A IDADE DA INOCÊNCIA
A concepção romântica da música como a arte a cuja condição todas as outras deveriam aspirar foi ferida de morte em 1877, às mãos de Thomas Edison, com a invenção do fonógrafo. Registada em cilindros de cera e, posteriormente, em discos de vinil, objectificada, coisificada, perdia, definitivamente, a aura de entidade incorpórea, ideal, sujectiva, quase imaterial, que a pintura, a escultura ou a literatura jamais poderiam alcançar. Três décadas e meia depois, ao visitar o Salon du Phonographe, dos irmãos Pathé, em Paris, Claude Debussy ainda se interrogava: “Não deveríamos recear esta domesticação do som, esta magia preservada num disco que, por 10 cêntimos, qualquer um pode despertar à sua vontade? Não será isto uma diminuição das forças secretas da arte que, até agora, foram consideradas indestrutíveis?” A imparável história da indústria discográfica no século XX trataria de eliminar tais reticências mas, há dois anos, Beck, com Songbook – 20 partituras originais apenas escutáveis por quem, mesmo que da forma mais livre, as decifrasse e interpretasse –, procurou reverter a trajectória.

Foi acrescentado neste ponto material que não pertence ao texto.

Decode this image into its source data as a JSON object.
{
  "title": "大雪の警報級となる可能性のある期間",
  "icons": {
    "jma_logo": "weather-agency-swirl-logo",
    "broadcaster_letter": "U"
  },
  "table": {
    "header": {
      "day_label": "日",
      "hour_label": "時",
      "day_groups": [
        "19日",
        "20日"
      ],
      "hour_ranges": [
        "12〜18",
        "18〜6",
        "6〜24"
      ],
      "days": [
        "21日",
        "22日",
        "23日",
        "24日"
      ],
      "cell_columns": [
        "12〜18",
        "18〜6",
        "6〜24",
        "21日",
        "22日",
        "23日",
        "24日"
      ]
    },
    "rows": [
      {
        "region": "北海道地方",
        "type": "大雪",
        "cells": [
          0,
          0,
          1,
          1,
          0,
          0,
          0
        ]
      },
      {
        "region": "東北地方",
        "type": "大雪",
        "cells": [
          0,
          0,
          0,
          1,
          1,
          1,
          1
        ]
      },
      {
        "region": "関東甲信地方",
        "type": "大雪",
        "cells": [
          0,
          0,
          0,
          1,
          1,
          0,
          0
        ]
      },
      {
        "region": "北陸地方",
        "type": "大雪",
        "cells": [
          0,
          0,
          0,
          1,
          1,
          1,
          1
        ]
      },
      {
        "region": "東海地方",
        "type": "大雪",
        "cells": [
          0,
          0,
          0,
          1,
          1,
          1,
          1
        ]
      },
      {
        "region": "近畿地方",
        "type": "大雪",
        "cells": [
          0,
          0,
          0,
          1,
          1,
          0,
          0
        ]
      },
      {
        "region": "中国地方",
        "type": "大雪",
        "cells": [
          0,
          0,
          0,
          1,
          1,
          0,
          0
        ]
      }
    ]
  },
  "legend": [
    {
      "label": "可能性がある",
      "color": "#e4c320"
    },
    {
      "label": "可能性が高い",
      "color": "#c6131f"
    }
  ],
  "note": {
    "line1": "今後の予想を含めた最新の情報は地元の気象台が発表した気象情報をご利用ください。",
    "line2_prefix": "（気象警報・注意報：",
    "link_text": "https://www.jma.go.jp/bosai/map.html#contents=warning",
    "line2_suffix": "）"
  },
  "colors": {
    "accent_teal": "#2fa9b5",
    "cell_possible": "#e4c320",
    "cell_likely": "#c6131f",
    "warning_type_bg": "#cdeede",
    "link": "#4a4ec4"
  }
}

Esse apelo de uma idade da inocência situa-o, agora, Neil Young nas tecnologias de registo sonoro de nula fidelidade das cabinas de gravação individual Voice-O-Graph (popularizadas dos anos 40 a 70 do século XX) de que, aparentemente, Jack White, é o possuidor do único exemplar sobrevivente em estado funcional, utilizado para a gravação de A Letter Home. Exactamente o mesmo Neil Young, paladino da luta contra a perda de qualidade do som digital que se propõe combater com o lançamento em Outubro do Pono, um serviço de dowloads em 24-bit 192kHz. Contradição? Nada disso. Em ambos os casos, o que o motiva é a demanda de uma certa pureza e autenticidade primordiais (porventura, apenas imaginárias) que, em A Letter Home, assume a forma de “art project”: menos uma colecção de versões musicalmente rudimentares – com todas as falhas preservadas – de canções de Dylan, Phil Ochs, Tim Hardin, Bert Jansch, Gordon Lightfoot, Willie Nelson ou Springsteen do que uma recuperação de memórias (interpoladas com mensagens dirigidas à mãe, Edna, morta em 1990), bloco de notas de uma viagem no tempo ou uma espécie de adenda contemporânea à Anthology Of American Folk Music, de Harry Smith.